Monday 2 December 2013

                          Death Spell

Icy mists of shame enshroud my blackened-soul.
Harsh klaxons, blaring from my heart, proclaim all
squalid thoughts. Flares, illuminating caverns
full of nightmare-fiends, reveal a frightened child
lying sobbing in the dark. Metamorphose
walls flash me naked at the world. Pride deserts
as gutting-scalpels fling self-loathing-roots and
innards to the judging, scornful mocking mob.

Flee this terror of exposure; flee your dear
though unearned-love; bolt rabbit-scared through black-night
woods on menace-ridden hills. Run, forever-
banished in misery's driving-rain; stumble
bleeding on the flint-hard nettled-fields of pain.

Reality dissolving, sombre-brooding
roots. Zombie-float through mirage-days of chilling
vapour-dreams; curled up tight in flimsy-veil of
shielding-shell; tried; condemned; exiled within a
self-made cell; impotent to melt the fangs that
freeze the bonds that bind the death-wish in the spell.

Poison-seeds rain soft on fertile gardens of
a troubled-mind. Flowers bloom, in whats? and whys?
and awful rows of fearful hows? Answers ring –
crystal bells – from secret-lakes of tear-blood dew.

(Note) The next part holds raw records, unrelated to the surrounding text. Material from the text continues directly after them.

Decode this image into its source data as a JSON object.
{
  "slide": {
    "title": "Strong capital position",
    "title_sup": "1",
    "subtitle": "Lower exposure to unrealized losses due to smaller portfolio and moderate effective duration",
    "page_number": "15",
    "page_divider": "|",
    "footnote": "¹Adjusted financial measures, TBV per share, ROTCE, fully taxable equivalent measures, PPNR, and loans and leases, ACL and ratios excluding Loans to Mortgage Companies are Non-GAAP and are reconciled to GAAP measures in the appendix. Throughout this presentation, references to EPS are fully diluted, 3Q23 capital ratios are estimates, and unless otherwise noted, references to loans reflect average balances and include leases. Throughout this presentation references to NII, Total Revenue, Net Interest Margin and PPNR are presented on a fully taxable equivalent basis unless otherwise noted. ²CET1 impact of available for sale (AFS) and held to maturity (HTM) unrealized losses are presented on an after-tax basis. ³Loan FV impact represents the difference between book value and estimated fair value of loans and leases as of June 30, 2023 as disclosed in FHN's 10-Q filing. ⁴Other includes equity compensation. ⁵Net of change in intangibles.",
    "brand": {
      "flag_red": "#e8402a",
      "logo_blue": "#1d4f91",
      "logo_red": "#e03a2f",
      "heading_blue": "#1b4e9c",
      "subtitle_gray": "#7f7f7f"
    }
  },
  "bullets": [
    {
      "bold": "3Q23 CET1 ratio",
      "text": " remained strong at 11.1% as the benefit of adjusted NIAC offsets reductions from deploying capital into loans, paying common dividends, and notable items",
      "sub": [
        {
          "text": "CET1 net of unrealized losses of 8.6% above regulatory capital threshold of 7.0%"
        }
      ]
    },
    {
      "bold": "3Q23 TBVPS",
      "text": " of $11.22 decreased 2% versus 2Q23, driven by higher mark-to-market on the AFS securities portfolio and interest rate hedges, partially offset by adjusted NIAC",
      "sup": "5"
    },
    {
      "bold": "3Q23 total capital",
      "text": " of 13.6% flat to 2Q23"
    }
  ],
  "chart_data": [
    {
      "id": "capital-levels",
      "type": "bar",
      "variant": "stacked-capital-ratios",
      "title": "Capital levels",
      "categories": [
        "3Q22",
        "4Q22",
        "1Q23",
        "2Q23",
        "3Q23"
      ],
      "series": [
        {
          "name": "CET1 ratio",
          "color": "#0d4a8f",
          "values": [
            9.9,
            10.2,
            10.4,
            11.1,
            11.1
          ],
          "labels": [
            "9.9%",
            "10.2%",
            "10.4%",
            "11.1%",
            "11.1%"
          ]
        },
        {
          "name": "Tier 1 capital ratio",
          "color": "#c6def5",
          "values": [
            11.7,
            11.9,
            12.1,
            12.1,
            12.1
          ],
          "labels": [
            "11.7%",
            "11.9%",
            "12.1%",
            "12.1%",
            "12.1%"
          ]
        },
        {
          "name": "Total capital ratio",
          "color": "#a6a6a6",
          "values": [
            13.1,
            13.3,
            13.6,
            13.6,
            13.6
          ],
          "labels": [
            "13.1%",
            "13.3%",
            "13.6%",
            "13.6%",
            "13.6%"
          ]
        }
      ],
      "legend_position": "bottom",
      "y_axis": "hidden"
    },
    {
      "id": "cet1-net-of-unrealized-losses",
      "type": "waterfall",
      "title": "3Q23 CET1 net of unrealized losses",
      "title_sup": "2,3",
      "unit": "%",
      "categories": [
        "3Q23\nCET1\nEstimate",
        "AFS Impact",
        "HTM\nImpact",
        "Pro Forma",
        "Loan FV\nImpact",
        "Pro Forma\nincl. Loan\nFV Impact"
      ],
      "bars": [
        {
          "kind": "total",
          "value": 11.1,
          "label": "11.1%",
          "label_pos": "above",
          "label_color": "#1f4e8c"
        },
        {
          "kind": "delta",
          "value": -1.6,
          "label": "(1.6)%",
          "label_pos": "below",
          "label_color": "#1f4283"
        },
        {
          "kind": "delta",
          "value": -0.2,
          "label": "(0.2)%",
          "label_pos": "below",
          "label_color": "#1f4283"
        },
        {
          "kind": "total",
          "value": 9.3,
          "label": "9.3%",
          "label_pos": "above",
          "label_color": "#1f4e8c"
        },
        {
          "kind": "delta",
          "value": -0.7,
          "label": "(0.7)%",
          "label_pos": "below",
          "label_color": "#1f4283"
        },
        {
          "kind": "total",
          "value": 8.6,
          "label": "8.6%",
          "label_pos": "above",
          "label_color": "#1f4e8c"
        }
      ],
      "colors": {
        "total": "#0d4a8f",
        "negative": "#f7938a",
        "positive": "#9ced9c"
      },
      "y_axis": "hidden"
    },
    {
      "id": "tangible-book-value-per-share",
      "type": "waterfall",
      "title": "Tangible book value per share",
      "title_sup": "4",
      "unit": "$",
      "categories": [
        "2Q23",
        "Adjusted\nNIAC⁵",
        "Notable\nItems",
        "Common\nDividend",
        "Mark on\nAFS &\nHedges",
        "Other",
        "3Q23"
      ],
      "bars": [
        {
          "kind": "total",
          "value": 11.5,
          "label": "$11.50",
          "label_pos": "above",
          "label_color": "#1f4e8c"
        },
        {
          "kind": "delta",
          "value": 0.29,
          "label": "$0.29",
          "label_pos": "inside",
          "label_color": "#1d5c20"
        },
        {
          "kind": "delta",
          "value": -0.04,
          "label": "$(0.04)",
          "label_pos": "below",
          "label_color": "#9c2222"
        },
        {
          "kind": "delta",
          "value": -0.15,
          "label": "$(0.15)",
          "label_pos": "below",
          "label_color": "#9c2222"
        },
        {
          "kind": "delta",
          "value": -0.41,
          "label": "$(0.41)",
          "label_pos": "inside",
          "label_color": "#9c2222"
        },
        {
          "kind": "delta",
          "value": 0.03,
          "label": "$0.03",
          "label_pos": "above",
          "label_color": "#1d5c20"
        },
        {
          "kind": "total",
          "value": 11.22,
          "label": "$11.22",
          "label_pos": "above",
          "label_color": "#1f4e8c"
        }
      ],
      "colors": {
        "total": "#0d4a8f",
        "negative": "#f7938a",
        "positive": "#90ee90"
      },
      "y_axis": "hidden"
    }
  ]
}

Help-cries garble; sane outside... death-mad within.
Talk ‘morrow-talk with me ten-million-miles
from you, engrossed, obsessed, cocooned within a
dreadful plan. In here, there is no coming-dawn;
no more, no us, no anything. Who loves you
so; would go, and leave you with this mist of shame.

You found my shame, and beamed into my soul with
rays of healing-truth; dispelling mist and vile
veiling-shell, while thawing out the frigid-spell.